Facciamo una breve cronistoria della promo online dall’avvento di MySpace (diciamo 2006).
All’inizio era tutto una customizzazione del profilo, la gara era a chi ce lo aveva più colorato, più movimentato, più glorioso; e funzionava, perché era il trend del momento. Potevi diventare ‘conosciuto’ anche solo per come gestivi l’account MySpace. Addirittura diventavano un caso quegli artisti che ci scrivevano canzoni su questo argomento, come ad esempio i Dio Della Love con “Ragazza MySpace”.
Poi arriva Facebook e il trend si inverte, non potevi più colorare il tuo account, ti era concessa la creazione di una landing page (chi se le ricorda?), ma fondamentalmente eravamo tutti uguali nella divisa bianco-grigino-blu dipinta da Zuckerberg.
A quel punto si è definito un nuovo modo di promuovere, quello delle ‘call to action’, dove far partecipare i propri fan a delle vere e proprie azioni di promozione. Bellissimo e divertente sulla corta distanza, noioso e ripetitivo sulla lunga. A un certo punto Facebook ha chiuso l’algoritmo, i post giravano di meno in modo organico, così si passava alla fase successiva: la promozione a pagamento.
Il pubblico più radicale non ha accettato il fatto che un artista utilizzasse la pubblicità per promuoversi, storcevano la bocca, “l’arte non si vende” scrivevano; ma erano solo degli scrocconi che in realtà non volevano pagare la musica perché tanto se la scaricavano da UTorrent.
Con Spotify questi scrocconi hanno smesso di rubare e con 10 Euro al mese si sono ritrovati un nuovo giochino, ed hanno capito che i loro orizzonti musicali erano limitati.

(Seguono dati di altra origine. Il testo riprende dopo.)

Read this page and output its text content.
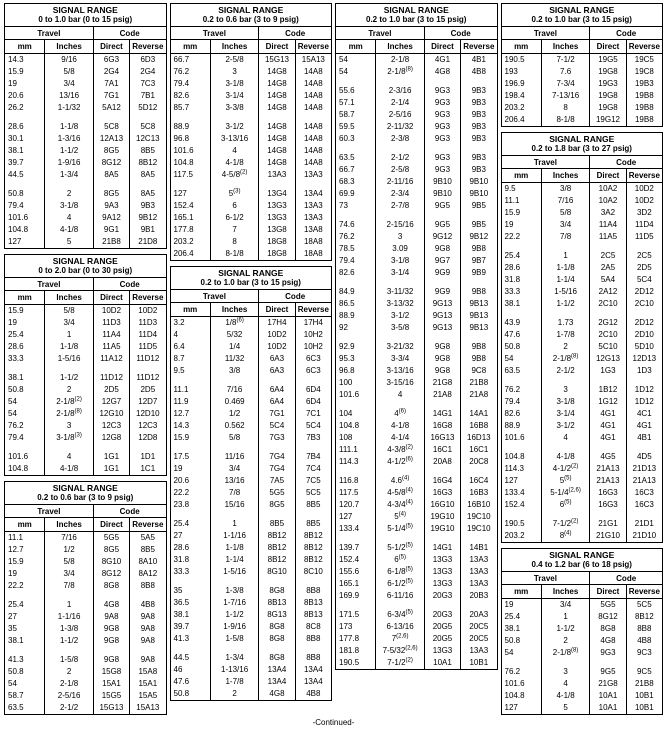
SIGNAL RANGE
0 to 1.0 bar (0 to 15 psig)			

Travel		Code	
mm	Inches	Direct	Reverse
14.3	9/16	6G3	6D3
15.9	5/8	2G4	2G4
19	3/4	7A1	7C3
20.6	13/16	7G1	7B1
26.2	1-1/32	5A12	5D12

28.6	1-1/8	5C8	5C8
30.1	1-3/16	12A13	12C13
38.1	1-1/2	8G5	8B5
39.7	1-9/16	8G12	8B12
44.5	1-3/4	8A5	8A5

50.8	2	8G5	8A5
79.4	3-1/8	9A3	9B3
101.6	4	9A12	9B12
104.8	4-1/8	9G1	9B1
127	5	21B8	21D8
SIGNAL RANGE
0 to 2.0 bar (0 to 30 psig)			

Travel		Code	
mm	Inches	Direct	Reverse
15.9	5/8	10D2	10D2
19	3/4	11D3	11D3
25.4	1	11A4	11D4
28.6	1-1/8	11A5	11D5
33.3	1-5/16	11A12	11D12

38.1	1-1/2	11D12	11D12
50.8	2	2D5	2D5
54	2-1/8$^{(2)}$	12G7	12D7
54	2-1/8$^{(8)}$	12G10	12D10
76.2	3	12C3	12C3
79.4	3-1/8$^{(3)}$	12G8	12D8

101.6	4	1G1	1D1
104.8	4-1/8	1G1	1C1
SIGNAL RANGE
0.2 to 0.6 bar (3 to 9 psig)			

Travel		Code	
mm	Inches	Direct	Reverse
11.1	7/16	5G5	5A5
12.7	1/2	8G5	8B5
15.9	5/8	8G10	8A10
19	3/4	8G12	8A12
22.2	7/8	8G8	8B8

25.4	1	4G8	4B8
27	1-1/16	9A8	9A8
35	1-3/8	9G8	9A8
38.1	1-1/2	9G8	9A8

41.3	1-5/8	9G8	9A8
50.8	2	15G8	15A8
54	2-1/8	15A1	15A1
58.7	2-5/16	15G5	15A5
63.5	2-1/2	15G13	15A13
SIGNAL RANGE
0.2 to 0.6 bar (3 to 9 psig)			

Travel		Code	
mm	Inches	Direct	Reverse
66.7	2-5/8	15G13	15A13
76.2	3	14G8	14A8
79.4	3-1/8	14G8	14A8
82.6	3-1/4	14G8	14A8
85.7	3-3/8	14G8	14A8

88.9	3-1/2	14G8	14A8
96.8	3-13/16	14G8	14A8
101.6	4	14G8	14A8
104.8	4-1/8	14G8	14A8
117.5	4-5/8$^{(2)}$	13A3	13A3

127	5$^{(3)}$	13G4	13A4
152.4	6	13G3	13A3
165.1	6-1/2	13G3	13A3
177.8	7	13G8	13A8
203.2	8	18G8	18A8
206.4	8-1/8	18G8	18A8
SIGNAL RANGE
0.2 to 1.0 bar (3 to 15 psig)			

Travel		Code	
mm	Inches	Direct	Reverse
3.2	1/8$^{(6)}$	17H4	17H4
4	5/32	10D2	10H2
6.4	1/4	10D2	10H2
8.7	11/32	6A3	6C3
9.5	3/8	6A3	6C3

11.1	7/16	6A4	6D4
11.9	0.469	6A4	6D4
12.7	1/2	7G1	7C1
14.3	0.562	5C4	5C4
15.9	5/8	7G3	7B3

17.5	11/16	7G4	7B4
19	3/4	7G4	7C4
20.6	13/16	7A5	7C5
22.2	7/8	5G5	5C5
23.8	15/16	8G5	8B5

25.4	1	8B5	8B5
27	1-1/16	8B12	8B12
28.6	1-1/8	8B12	8B12
31.8	1-1/4	8B12	8B12
33.3	1-5/16	8G10	8C10

35	1-3/8	8G8	8B8
36.5	1-7/16	8B13	8B13
38.1	1-1/2	8G13	8B13
39.7	1-9/16	8G8	8C8
41.3	1-5/8	8G8	8B8

44.5	1-3/4	8G8	8B8
46	1-13/16	13A4	13A4
47.6	1-7/8	13A4	13A4
50.8	2	4G8	4B8
SIGNAL RANGE
0.2 to 1.0 bar (3 to 15 psig)			

Travel		Code	
mm	Inches	Direct	Reverse
54	2-1/8	4G1	4B1
54	2-1/8$^{(8)}$	4G8	4B8

55.6	2-3/16	9G3	9B3
57.1	2-1/4	9G3	9B3
58.7	2-5/16	9G3	9B3
59.5	2-11/32	9G3	9B3
60.3	2-3/8	9G3	9B3

63.5	2-1/2	9G3	9B3
66.7	2-5/8	9G3	9B3
68.3	2-11/16	9B10	9B10
69.9	2-3/4	9B10	9B10
73	2-7/8	9G5	9B5

74.6	2-15/16	9G5	9B5
76.2	3	9G12	9B12
78.5	3.09	9G8	9B8
79.4	3-1/8	9G7	9B7
82.6	3-1/4	9G9	9B9

84.9	3-11/32	9G9	9B8
86.5	3-13/32	9G13	9B13
88.9	3-1/2	9G13	9B13
92	3-5/8	9G13	9B13

92.9	3-21/32	9G8	9B8
95.3	3-3/4	9G8	9B8
96.8	3-13/16	9G8	9C8
100	3-15/16	21G8	21B8
101.6	4	21A8	21A8

104	4$^{(6)}$	14G1	14A1
104.8	4-1/8	16G8	16B8
108	4-1/4	16G13	16D13
111.1	4-3/8$^{(2)}$	16C1	16C1
114.3	4-1/2$^{(6)}$	20A8	20C8

116.8	4.6$^{(4)}$	16G4	16C4
117.5	4-5/8$^{(4)}$	16G3	16B3
120.7	4-3/4$^{(4)}$	16G10	16B10
127	5$^{(4)}$	19G10	19C10
133.4	5-1/4$^{(5)}$	19G10	19C10

139.7	5-1/2$^{(5)}$	14G1	14B1
152.4	6$^{(5)}$	13G3	13A3
155.6	6-1/8$^{(5)}$	13G3	13A3
165.1	6-1/2$^{(5)}$	13G3	13A3
169.9	6-11/16	20G3	20B3

171.5	6-3/4$^{(5)}$	20G3	20A3
173	6-13/16	20G5	20C5
177.8	7$^{(2,6)}$	20G5	20C5
181.8	7-5/32$^{(2,6)}$	13G3	13A3
190.5	7-1/2$^{(2)}$	10A1	10B1
SIGNAL RANGE
0.2 to 1.0 bar (3 to 15 psig)			

Travel		Code	
mm	Inches	Direct	Reverse
190.5	7-1/2	19G5	19C5
193	7.6	19G8	19C8
196.9	7-3/4	19G3	19B3
198.4	7-13/16	19G8	19B8
203.2	8	19G8	19B8
206.4	8-1/8	19G12	19B8
SIGNAL RANGE
0.2 to 1.8 bar (3 to 27 psig)			

Travel		Code	
mm	Inches	Direct	Reverse
9.5	3/8	10A2	10D2
11.1	7/16	10A2	10D2
15.9	5/8	3A2	3D2
19	3/4	11A4	11D4
22.2	7/8	11A5	11D5

25.4	1	2C5	2C5
28.6	1-1/8	2A5	2D5
31.8	1-1/4	5A4	5C4
33.3	1-5/16	2A12	2D12
38.1	1-1/2	2C10	2C10

43.9	1.73	2G12	2D12
47.6	1-7/8	2C10	2D10
50.8	2	5C10	5D10
54	2-1/8$^{(8)}$	12G13	12D13
63.5	2-1/2	1G3	1D3

76.2	3	1B12	1D12
79.4	3-1/8	1G12	1D12
82.6	3-1/4	4G1	4C1
88.9	3-1/2	4G1	4G1
101.6	4	4G1	4B1

104.8	4-1/8	4G5	4D5
114.3	4-1/2$^{(2)}$	21A13	21D13
127	5$^{(5)}$	21A13	21A13
133.4	5-1/4$^{(2,6)}$	16G3	16C3
152.4	6$^{(5)}$	16G3	16C3

190.5	7-1/2$^{(2)}$	21G1	21D1
203.2	8$^{(4)}$	21G10	21D10
SIGNAL RANGE
0.4 to 1.2 bar (6 to 18 psig)			

Travel		Code	
mm	Inches	Direct	Reverse
19	3/4	5G5	5C5
25.4	1	8G12	8B12
38.1	1-1/2	8G8	8B8
50.8	2	4G8	4B8
54	2-1/8$^{(8)}$	9G3	9C3

76.2	3	9G5	9C5
101.6	4	21G8	21B8
104.8	4-1/8	10A1	10B1
127	5	10A1	10B1
-Continued-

Le playlist hanno aperto le loro menti, il pubblico è aumentato e il concetto di disco è morto.
Adesso è solo singoli + video; non si sta più sei mesi in studio a sprecare tempo e migliaia di euro. Si registra un brano, si gira il video, si fa un po’ di promozione e si riparte, fino a quando un booking, una label o un manager ci nota.
Questo cambia profondamente il modo di promuoversi attraverso i social.
Adesso il musicista deve avere la responsabilità di offrire qualcosa di straordinario, di unico, con un suo linguaggio personale, nel quale il pubblico deve riconoscersi; perché adesso siamo sotto scatto della Dittatura Degli Utenti, sono loro che selezionano e l’industria li segue.
Ma non dovete pensare al pubblico generalista, alla massa, ma alle persone con le quali relazionarsi in modo personale.
La promozione musicale in versione 2019 si sviluppa attraverso un racconto sulla lunga scadenza, non più con effetti speciali o pesantissime call to action.
Il pubblico si deve fidare di voi e non ama filtri tra la vostra musica e come la rappresentate: potete anche essere un istruttore di fitness e suonare in una band trashmetaldeathcore, se vi mostrate con naturalezza e sincerità, il pubblico sarà più predisposto ad ascoltare la vostra musica, e magari si iscrive pure in palestra.
Questa apertura deve essere anche vostra, ad esempio smettendo di pensare che esiste solo il digitale e la rete; il pubblico deve sentire la vostra musica, scoprirla in più modi possibili, in più luoghi possibili: Shazam è stato proprio inventato per questo.
Certo è che se la vostra musica non piace, la Dittatura Degli Utenti la relegherà in fondo alla Viral 50, per poi scomparire nell’oblio.
Vi rimarrebbe comunque il vostro racconto di istruttore di fitness.